Both C-reactive protein (CRP) and procalcitonin (PCT) are widely recognized as primary bacterial sepsis biomarkers.
They are employed in early clinical evaluations to confirm the presence of a bacterial infection and to help differentiate it from other non-infectious causes of systemic inflammation.
Procalcitonin, specifically, has been shown to be a highly useful marker of infection in critically ill pediatric patients, including those presenting with multiorgan involvement.
CRP is utilized as a vital acute-phase reactant in risk-stratification models; for example, a CRP level > 60 mg/L is assigned significant prognostic weight when identifying high-risk patients in conditions like febrile neutropenia.
Elevated levels of these inflammatory markers, especially when seen alongside a neutrophil-predominant leukocyte count > 20,000/mm³, provide strong evidence of an underlying medical catastrophe or severe sepsis.

While technically a physiologic parameter, ScvO2 functions as a critical bedside biomarker for global tissue oxygenation and perfusion.
It is used as a reliable surrogate for mixed venous oxygen saturation (SvO2), with normal physiological values being > 70%.
ScvO2 provides a direct indication of the body's oxygen extraction ratio; low levels imply severe tissue hypoxia and an ongoing imbalance between oxygen delivery and systemic consumption.
In the acute management of septic shock, ScvO2 is utilized alongside blood lactate to guide early fluid resuscitation and the titration of inotropic therapy.

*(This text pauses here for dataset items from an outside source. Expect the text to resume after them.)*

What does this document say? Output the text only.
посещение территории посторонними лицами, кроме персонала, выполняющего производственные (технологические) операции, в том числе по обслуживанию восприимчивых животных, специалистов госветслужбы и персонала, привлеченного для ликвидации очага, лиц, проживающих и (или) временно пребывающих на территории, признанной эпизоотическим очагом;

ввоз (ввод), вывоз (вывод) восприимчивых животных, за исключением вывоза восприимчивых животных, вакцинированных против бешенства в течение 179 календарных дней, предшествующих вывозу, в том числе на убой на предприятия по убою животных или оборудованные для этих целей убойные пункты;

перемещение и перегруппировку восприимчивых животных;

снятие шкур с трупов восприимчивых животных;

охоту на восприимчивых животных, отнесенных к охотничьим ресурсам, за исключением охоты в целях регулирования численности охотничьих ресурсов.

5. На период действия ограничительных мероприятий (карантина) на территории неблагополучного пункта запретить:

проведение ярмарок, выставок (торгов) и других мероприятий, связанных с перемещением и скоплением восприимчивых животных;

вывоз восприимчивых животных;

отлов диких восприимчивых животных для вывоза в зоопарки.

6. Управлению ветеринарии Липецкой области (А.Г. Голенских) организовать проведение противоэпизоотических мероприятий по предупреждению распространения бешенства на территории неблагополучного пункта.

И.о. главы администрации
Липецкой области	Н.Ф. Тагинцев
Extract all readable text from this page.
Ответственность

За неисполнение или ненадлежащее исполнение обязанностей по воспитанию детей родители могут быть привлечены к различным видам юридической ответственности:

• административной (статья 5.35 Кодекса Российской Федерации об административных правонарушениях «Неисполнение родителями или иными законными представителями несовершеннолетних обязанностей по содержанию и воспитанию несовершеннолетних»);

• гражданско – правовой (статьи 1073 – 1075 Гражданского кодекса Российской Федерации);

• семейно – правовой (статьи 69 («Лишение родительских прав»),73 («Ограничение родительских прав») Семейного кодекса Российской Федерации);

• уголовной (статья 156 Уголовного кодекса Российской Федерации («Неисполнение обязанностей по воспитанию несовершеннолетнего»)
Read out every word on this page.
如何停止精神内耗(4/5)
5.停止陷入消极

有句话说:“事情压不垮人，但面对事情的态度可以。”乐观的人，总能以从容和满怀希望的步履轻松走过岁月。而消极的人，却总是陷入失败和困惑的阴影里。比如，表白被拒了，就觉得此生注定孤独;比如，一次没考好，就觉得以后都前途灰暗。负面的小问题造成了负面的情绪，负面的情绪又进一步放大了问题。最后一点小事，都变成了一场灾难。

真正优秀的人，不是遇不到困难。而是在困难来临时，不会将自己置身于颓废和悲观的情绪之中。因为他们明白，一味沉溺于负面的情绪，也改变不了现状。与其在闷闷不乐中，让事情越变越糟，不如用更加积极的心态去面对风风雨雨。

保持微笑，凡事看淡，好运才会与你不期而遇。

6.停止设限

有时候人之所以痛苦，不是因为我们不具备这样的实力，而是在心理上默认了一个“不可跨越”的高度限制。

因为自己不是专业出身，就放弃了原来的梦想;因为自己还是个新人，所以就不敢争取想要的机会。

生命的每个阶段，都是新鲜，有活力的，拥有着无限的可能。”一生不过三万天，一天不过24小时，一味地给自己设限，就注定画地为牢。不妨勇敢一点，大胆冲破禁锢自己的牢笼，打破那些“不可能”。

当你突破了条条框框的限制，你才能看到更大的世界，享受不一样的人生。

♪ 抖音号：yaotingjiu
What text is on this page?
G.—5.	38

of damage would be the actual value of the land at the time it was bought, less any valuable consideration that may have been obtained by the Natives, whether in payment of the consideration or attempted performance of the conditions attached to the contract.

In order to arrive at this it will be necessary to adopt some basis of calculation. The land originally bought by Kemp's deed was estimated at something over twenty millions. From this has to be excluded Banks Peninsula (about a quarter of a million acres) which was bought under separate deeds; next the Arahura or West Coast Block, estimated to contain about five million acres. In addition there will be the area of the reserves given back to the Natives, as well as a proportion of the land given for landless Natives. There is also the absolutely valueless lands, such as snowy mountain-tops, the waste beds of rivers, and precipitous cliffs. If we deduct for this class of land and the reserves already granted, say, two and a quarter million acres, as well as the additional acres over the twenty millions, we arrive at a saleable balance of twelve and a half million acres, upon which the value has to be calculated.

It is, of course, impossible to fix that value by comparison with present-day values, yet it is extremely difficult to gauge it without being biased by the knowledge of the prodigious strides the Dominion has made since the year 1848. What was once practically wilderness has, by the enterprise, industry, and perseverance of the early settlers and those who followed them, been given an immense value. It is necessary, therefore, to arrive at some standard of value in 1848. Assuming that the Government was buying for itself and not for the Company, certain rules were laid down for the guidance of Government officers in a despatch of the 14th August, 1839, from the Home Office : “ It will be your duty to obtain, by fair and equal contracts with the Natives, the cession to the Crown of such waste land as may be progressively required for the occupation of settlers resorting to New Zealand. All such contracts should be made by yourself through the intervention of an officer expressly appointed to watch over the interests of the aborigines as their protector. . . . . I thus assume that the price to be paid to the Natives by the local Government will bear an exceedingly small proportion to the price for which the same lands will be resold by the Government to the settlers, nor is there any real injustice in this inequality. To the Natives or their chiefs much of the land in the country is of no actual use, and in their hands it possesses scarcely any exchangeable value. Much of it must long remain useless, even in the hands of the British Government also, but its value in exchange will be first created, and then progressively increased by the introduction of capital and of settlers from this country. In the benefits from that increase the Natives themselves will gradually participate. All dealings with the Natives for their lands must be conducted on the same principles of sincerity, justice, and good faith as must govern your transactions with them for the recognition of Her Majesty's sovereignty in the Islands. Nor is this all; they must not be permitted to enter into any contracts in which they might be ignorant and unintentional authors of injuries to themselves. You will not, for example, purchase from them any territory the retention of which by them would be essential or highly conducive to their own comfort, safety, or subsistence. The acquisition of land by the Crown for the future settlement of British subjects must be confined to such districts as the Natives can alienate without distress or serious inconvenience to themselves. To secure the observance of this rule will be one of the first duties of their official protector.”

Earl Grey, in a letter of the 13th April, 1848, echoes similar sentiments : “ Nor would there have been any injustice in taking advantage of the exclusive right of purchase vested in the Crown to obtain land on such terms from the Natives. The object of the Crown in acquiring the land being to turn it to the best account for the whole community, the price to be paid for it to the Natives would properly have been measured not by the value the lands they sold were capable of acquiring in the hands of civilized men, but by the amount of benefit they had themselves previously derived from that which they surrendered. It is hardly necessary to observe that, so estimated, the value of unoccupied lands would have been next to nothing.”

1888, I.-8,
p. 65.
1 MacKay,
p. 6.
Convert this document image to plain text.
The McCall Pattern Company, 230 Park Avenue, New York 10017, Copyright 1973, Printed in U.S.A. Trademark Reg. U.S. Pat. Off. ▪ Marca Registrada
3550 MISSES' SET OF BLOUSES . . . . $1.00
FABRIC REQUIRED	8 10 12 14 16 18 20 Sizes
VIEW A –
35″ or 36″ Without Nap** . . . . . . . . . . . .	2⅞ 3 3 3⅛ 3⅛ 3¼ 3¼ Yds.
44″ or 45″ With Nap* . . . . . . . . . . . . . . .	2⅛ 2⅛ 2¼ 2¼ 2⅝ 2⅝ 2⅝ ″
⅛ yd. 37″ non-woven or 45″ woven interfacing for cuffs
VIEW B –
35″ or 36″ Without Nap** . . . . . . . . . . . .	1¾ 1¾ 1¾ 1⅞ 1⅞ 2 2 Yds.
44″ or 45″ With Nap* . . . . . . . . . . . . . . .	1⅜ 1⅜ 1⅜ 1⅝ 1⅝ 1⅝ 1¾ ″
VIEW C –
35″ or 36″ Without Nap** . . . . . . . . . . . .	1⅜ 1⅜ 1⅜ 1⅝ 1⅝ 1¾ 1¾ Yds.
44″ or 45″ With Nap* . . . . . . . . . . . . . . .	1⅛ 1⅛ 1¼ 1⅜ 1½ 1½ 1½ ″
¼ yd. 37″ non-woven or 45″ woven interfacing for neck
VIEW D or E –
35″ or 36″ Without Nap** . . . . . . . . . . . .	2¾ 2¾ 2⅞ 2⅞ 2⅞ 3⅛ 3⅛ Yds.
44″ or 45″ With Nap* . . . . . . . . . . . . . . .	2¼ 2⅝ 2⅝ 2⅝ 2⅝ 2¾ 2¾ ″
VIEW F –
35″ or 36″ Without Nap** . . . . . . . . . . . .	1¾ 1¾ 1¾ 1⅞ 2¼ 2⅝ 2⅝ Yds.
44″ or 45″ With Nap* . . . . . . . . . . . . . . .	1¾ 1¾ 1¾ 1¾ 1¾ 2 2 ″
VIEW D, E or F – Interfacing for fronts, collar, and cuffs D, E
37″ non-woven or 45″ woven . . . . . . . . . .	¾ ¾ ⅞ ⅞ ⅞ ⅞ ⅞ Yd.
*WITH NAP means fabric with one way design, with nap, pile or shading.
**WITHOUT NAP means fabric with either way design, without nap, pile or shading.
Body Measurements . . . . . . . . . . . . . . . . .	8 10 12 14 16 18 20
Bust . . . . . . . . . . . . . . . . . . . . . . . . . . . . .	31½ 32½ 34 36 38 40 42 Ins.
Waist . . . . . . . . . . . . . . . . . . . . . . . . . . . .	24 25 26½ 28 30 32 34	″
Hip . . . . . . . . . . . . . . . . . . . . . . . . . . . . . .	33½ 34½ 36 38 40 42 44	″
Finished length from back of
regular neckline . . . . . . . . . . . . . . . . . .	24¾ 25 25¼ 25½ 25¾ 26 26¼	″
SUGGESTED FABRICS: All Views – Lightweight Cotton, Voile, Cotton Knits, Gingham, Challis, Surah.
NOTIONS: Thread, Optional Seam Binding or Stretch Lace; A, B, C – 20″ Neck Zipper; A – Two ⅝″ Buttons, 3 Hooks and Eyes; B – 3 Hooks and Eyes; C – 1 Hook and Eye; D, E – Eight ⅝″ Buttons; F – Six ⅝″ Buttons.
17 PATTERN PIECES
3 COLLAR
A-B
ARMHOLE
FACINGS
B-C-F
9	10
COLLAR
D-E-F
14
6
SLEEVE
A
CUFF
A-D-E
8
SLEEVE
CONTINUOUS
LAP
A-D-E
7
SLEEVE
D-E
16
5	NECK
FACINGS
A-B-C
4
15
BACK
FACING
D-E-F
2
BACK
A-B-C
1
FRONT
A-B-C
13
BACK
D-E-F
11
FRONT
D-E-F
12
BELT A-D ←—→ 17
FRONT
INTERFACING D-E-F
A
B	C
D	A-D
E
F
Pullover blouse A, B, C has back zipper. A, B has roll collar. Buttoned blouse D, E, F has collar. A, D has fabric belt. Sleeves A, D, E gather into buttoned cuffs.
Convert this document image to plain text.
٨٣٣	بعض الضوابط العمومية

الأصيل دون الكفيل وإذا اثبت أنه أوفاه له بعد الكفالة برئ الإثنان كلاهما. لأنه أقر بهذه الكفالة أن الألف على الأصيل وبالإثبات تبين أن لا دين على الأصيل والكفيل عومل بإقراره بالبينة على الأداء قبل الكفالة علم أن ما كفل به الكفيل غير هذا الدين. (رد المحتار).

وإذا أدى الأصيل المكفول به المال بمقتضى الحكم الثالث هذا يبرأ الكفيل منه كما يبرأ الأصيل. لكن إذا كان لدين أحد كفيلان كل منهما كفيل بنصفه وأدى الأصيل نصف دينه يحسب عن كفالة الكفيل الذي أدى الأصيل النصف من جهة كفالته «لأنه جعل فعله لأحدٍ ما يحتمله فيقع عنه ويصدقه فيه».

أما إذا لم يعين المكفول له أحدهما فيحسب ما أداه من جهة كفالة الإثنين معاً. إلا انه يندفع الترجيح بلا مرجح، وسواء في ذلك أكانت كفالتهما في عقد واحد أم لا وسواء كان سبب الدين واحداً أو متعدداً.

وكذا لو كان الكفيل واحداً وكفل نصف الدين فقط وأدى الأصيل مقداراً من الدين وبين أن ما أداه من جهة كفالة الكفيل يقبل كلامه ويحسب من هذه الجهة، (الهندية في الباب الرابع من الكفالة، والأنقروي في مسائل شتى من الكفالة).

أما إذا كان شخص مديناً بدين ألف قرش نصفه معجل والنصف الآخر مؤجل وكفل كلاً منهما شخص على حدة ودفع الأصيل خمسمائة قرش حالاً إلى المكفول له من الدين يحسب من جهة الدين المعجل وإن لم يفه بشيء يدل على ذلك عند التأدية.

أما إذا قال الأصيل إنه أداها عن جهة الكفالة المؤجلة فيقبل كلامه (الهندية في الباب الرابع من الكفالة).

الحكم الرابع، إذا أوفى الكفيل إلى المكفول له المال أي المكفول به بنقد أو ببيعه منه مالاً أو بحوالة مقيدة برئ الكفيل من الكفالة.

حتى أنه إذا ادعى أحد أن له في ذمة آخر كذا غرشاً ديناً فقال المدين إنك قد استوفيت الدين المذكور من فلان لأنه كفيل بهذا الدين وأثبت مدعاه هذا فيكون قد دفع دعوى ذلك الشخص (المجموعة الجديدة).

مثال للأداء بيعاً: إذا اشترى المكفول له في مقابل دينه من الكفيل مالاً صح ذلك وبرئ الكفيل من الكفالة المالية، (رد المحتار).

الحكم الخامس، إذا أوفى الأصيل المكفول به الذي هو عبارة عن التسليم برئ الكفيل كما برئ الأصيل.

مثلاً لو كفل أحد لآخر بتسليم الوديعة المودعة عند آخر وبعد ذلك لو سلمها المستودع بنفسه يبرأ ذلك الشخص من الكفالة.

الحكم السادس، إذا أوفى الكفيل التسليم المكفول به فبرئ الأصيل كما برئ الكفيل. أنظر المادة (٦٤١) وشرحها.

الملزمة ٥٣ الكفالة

Arterial blood gas analysis provides essential early biochemical markers in the form of pH and base deficit.
The calculation of the base deficit aids in the direct quantification of tissue hypoperfusion, as the severity of the metabolic acidosis strongly correlates with the severity of cellular hypoperfusion.

The integration of these biomarkers is central to Early Goal-Directed Therapy (EGDT) in pediatric septic shock, which uses these laboratory parameters to titrate therapeutic endpoints.

Biomarker / Parameter	Pathophysiological Origin	Role in Sepsis Management	Target Endpoints in Therapy
Blood Lactate	Anaerobic metabolism and pyruvic acid reduction due to inadequate tissue perfusion.	Acts as a diagnostic marker for cryptic shock; used for continuous monitoring of resuscitation response.	Normalization of blood lactate levels.
Procalcitonin (PCT)	Upregulated systemically in response to bacterial endotoxins and severe inflammation.	Facilitates early identification of bacterial sepsis and guides antimicrobial initiation.	Decreasing trend correlates with infection resolution.
C-Reactive Protein (CRP)	Acute-phase reactant released during systemic inflammation.	Assesses the severity of inflammation and assists in risk stratification.	Reduction indicates the resolution of the inflammatory state.
ScvO2	Reflects the balance between systemic oxygen delivery and oxygen consumption.	Identifies tissue hypoxia; guides fluid, inotrope, and vasopressor titration.	Maintenance of ScvO2 ≥ 70%.
Base Deficit	Accumulation of acidic byproducts (e.g., lactic acid) due to cellular hypoperfusion.	Quantifies the exact severity of tissue hypoperfusion and ongoing metabolic acidosis.	Resolution of metabolic acidosis.

The multimodal monitoring of these biomarkers allows clinicians to dynamically titrate therapeutic interventions.
The normalization of these biomarker parameters (such as achieving a normal lactate and ScvO2 ≥ 70%), alongside the normalization of clinical signs (e.g., capillary refill < 2 seconds, normal heart rate), definitively indicates the successful resolution of shock.